One of my favorite TV series of the past few years was HBO's In Treatment, which was about a psychiatrist in New York and his patients. It was a great dramatic show that was also an interesting commentary on therapy. I always wondered what a comedic version of this idea would look like. This summer we got two choices. The first choice was Charlie Sheen returning to television with FX's Anger Management where Sheen plays a philanderer and former baseball player who becomes a group therapist and each session is almost an argument over whether or not he should be a therapist and if therapy even works. The second choice is Lisa Kudrow's return for the second season of Web Therapy.

The first season of Web Therapy had each episode be an argument over whether or not her character, Fiona Wallice, should be a therapist and if her modality of therapy even works. The second season is less about therapy.
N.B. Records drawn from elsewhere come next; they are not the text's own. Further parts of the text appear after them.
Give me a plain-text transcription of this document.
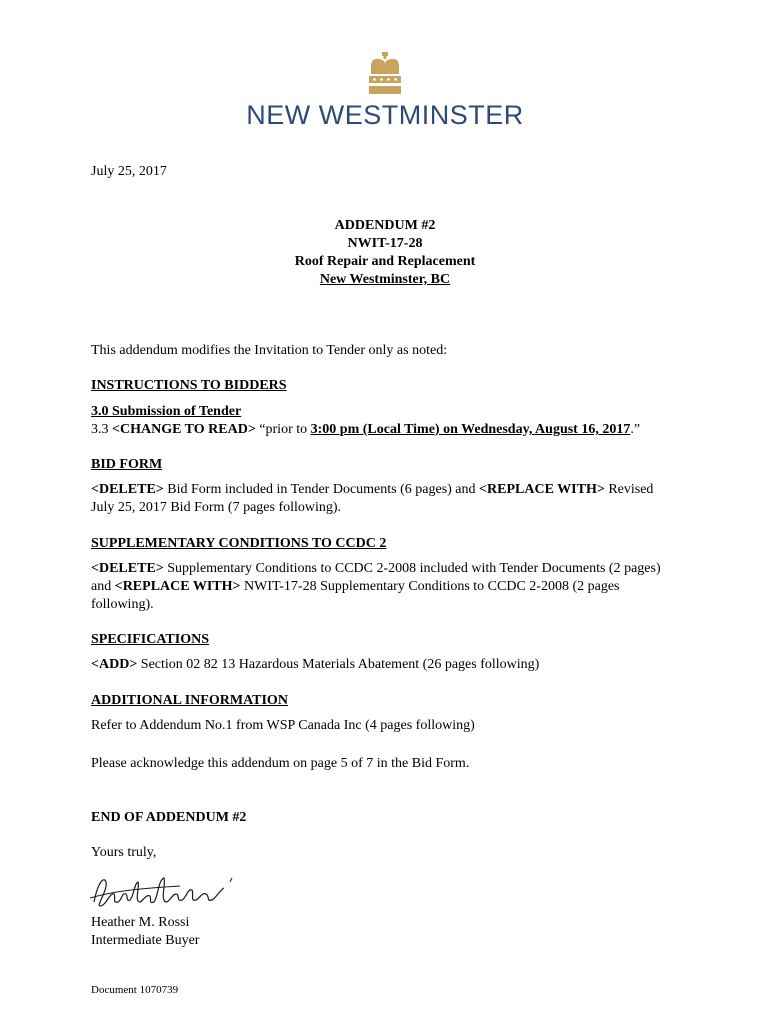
NEW WESTMINSTER
July 25, 2017
ADDENDUM #2
NWIT-17-28
Roof Repair and Replacement
New Westminster, BC
This addendum modifies the Invitation to Tender only as noted:
INSTRUCTIONS TO BIDDERS
3.0 Submission of Tender
3.3 <CHANGE TO READ> “prior to 3:00 pm (Local Time) on Wednesday, August 16, 2017.”
BID FORM
<DELETE> Bid Form included in Tender Documents (6 pages) and <REPLACE WITH> Revised
July 25, 2017 Bid Form (7 pages following).
SUPPLEMENTARY CONDITIONS TO CCDC 2
<DELETE> Supplementary Conditions to CCDC 2-2008 included with Tender Documents (2 pages)
and <REPLACE WITH> NWIT-17-28 Supplementary Conditions to CCDC 2-2008 (2 pages
following).
SPECIFICATIONS
<ADD> Section 02 82 13 Hazardous Materials Abatement (26 pages following)
ADDITIONAL INFORMATION
Refer to Addendum No.1 from WSP Canada Inc (4 pages following)
Please acknowledge this addendum on page 5 of 7 in the Bid Form.
END OF ADDENDUM #2
Yours truly,
Heather M. Rossi
Intermediate Buyer
Document 1070739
The initial three episodes focus more on a storyline that began in the first season. Instead of being just isolated sessions where Fiona counsels some random person, the creators and producers of the show have developed this compelling narrative.

Here is the plot of that narrative, which started in the first season. Fiona leaves the investment firm Lachman Brothers. The reasons for her departure are unclear because she tells her lawyer husband of 17 years, Kip Wallice, that she wants money from Lachman and she's willing to blackmail the firm with a sexual harassment lawsuit. Because Fiona has knowledge of some of Lachman's shady dealings, the firm sends an analyst to evaluate her business of three-minute, online therapy.
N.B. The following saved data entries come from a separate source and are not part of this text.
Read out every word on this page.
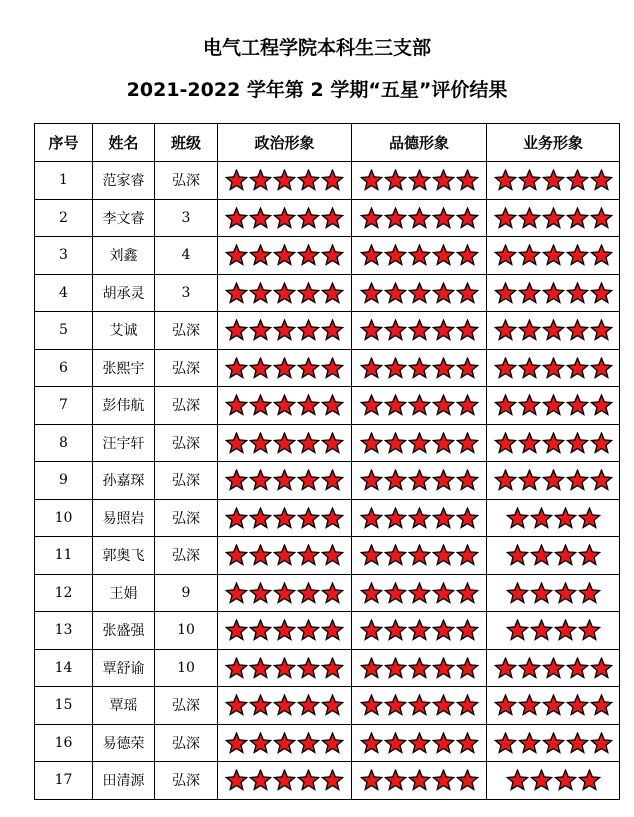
电气工程学院本科生三支部
2021-2022 学年第 2 学期“五星”评价结果
序号	姓名	班级	政治形象	品德形象	业务形象
1	范家睿	弘深	

2	李文睿	3	

3	刘鑫	4	

4	胡承灵	3	

5	艾诚	弘深	

6	张熙宇	弘深	

7	彭伟航	弘深	

8	汪宇轩	弘深	

9	孙嘉琛	弘深	

10	易照岩	弘深	

11	郭奥飞	弘深	

12	王娟	9	

13	张盛强	10	

14	覃舒谕	10	

15	覃瑶	弘深	

16	易德荣	弘深	

17	田清源	弘深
Due to the analyst's mental breakdown, Fiona gets his patients, which boosts her profile. Through manipulation and sabotage, Fiona is also able to get financing but not enough to satisfy or sustain her. Things turn when her benefactor and former boss, Robert Lachman, is investigated by the Securities Exchange Commission that then asks her to be a whistle-blower in its case against Lachman. Fiona is inspired to write a book about it and smoozes the analyst's most powerful patient, a media and real estate mogul named Austen Clarke to be her publisher. She smoozes a bit too much and Austen wants to be in a relationship with her, which Fiona might want too after she suspects her husband of having an affair, but she decides to stay with Kip when he announces that he's running for Congress.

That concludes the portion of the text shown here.